Individual strains of HIV most likely do not "disappear" (to use Dr. Miller's term) during either treatment or drug interruption. The genetic sequencing and virus culture assays used to determine HIV drug resistance have limits to their sensitivity. They are not able to detect HIV subpopulations existing below about 10% of the total viral population in someone's body. The overgrowth of "wild type" HIV after therapy is stopped may merely cover up the survival of the more slowly replicating drug-resistant strains. The converse is probably what happens during treatment, when the drug-resistant HIV replicates more rapidly than the drug-sensitive, wild type variety.

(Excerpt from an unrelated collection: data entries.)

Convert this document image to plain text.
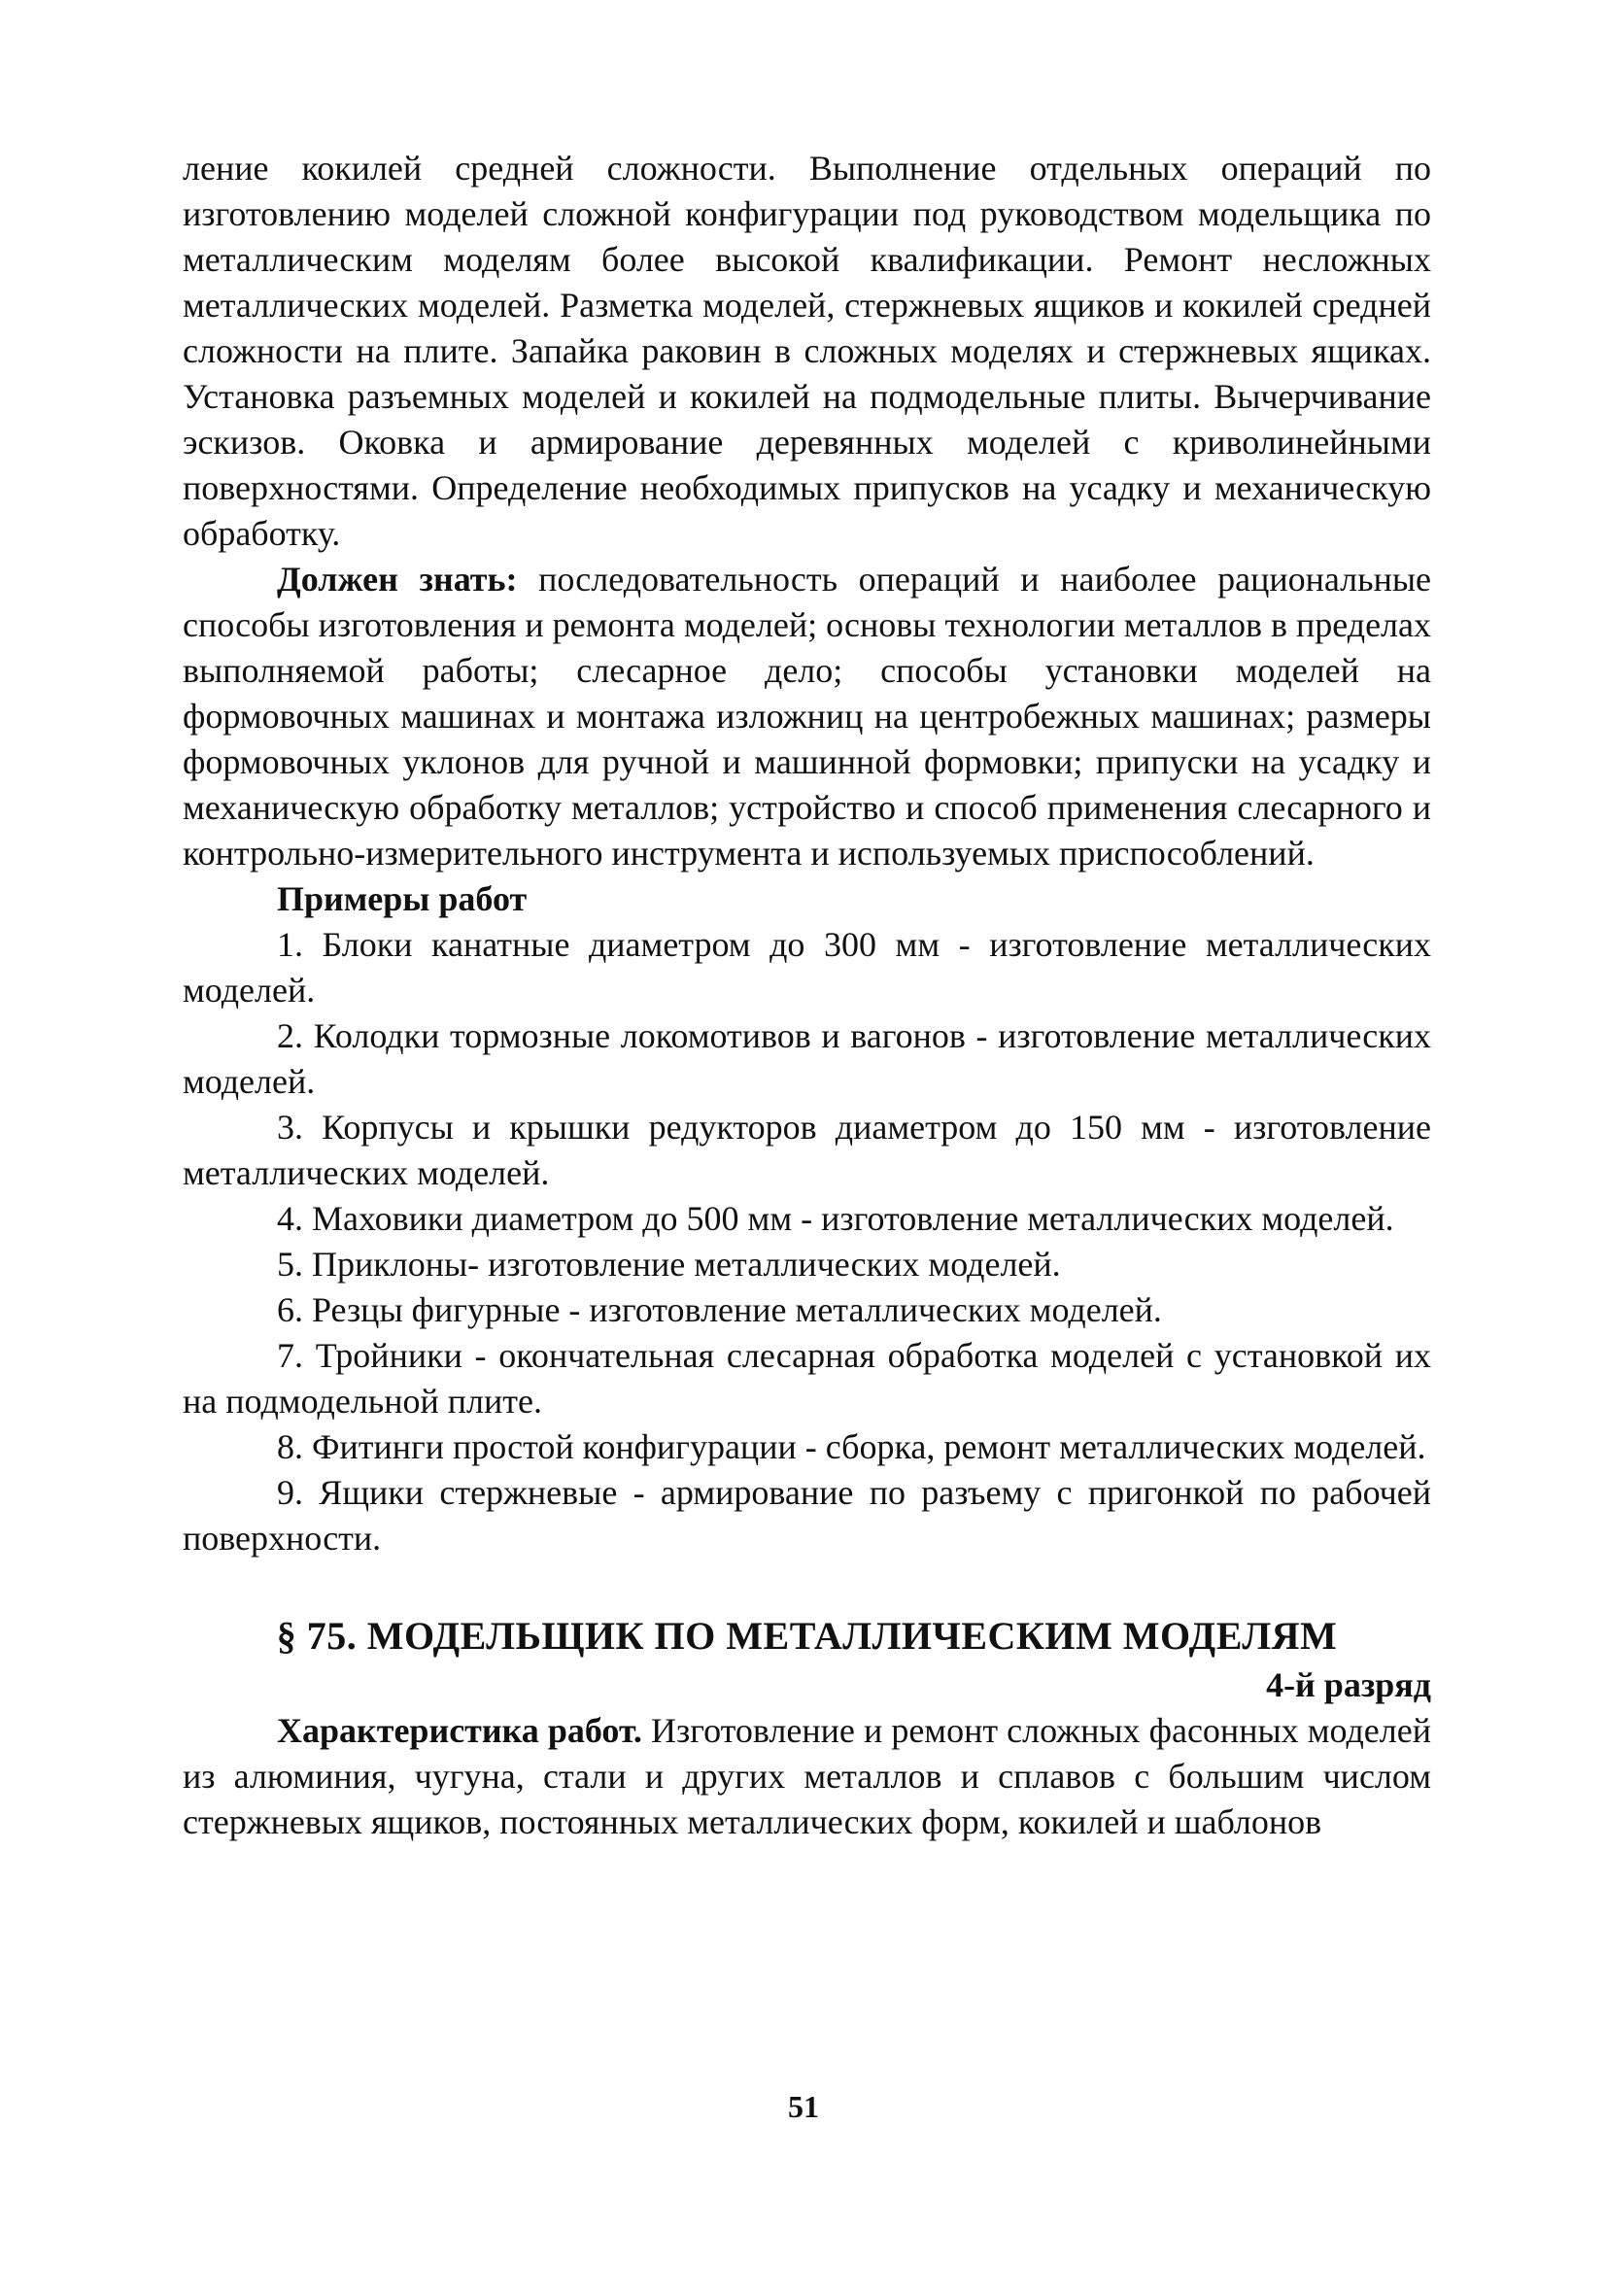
ление кокилей средней сложности. Выполнение отдельных операций по изготовлению моделей сложной конфигурации под руководством модельщика по металлическим моделям более высокой квалификации. Ремонт несложных металлических моделей. Разметка моделей, стержневых ящиков и кокилей средней сложности на плите. Запайка раковин в сложных моделях и стержневых ящиках. Установка разъемных моделей и кокилей на подмодельные плиты. Вычерчивание эскизов. Оковка и армирование деревянных моделей с криволинейными поверхностями. Определение необходимых припусков на усадку и механическую обработку.

Должен знать: последовательность операций и наиболее рациональные способы изготовления и ремонта моделей; основы технологии металлов в пределах выполняемой работы; слесарное дело; способы установки моделей на формовочных машинах и монтажа изложниц на центробежных машинах; размеры формовочных уклонов для ручной и машинной формовки; припуски на усадку и механическую обработку металлов; устройство и способ применения слесарного и контрольно-измерительного инструмента и используемых приспособлений.

Примеры работ

1. Блоки канатные диаметром до 300 мм - изготовление металлических моделей.
2. Колодки тормозные локомотивов и вагонов - изготовление металлических моделей.
3. Корпусы и крышки редукторов диаметром до 150 мм - изготовление металлических моделей.
4. Маховики диаметром до 500 мм - изготовление металлических моделей.
5. Приклоны- изготовление металлических моделей.
6. Резцы фигурные - изготовление металлических моделей.
7. Тройники - окончательная слесарная обработка моделей с установкой их на подмодельной плите.
8. Фитинги простой конфигурации - сборка, ремонт металлических моделей.
9. Ящики стержневые - армирование по разъему с пригонкой по рабочей поверхности.
§ 75. МОДЕЛЬЩИК ПО МЕТАЛЛИЧЕСКИМ МОДЕЛЯМ

4-й разряд

Характеристика работ. Изготовление и ремонт сложных фасонных моделей из алюминия, чугуна, стали и других металлов и сплавов с большим числом стержневых ящиков, постоянных металлических форм, кокилей и шаблонов

51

If the eclipsed subpopulations do not exist in actively replicating form, they certainly exist in a dormant form, hidden in quiescent white blood cells with latent HIV infection. These cells can last for years, even decades, and the HIV within them will suddenly spring forth whenever the cells are activated to fight infection.
Until further information arrives, drug holidays are a speculative venture at best. As Dr. Grossman remarked, the alleviation of drug side effects is their one self-evident attraction. But that siren song may be just a diversion from the sophisticated treatment strategies and agents needed to overcome multi-drug resistant HIV.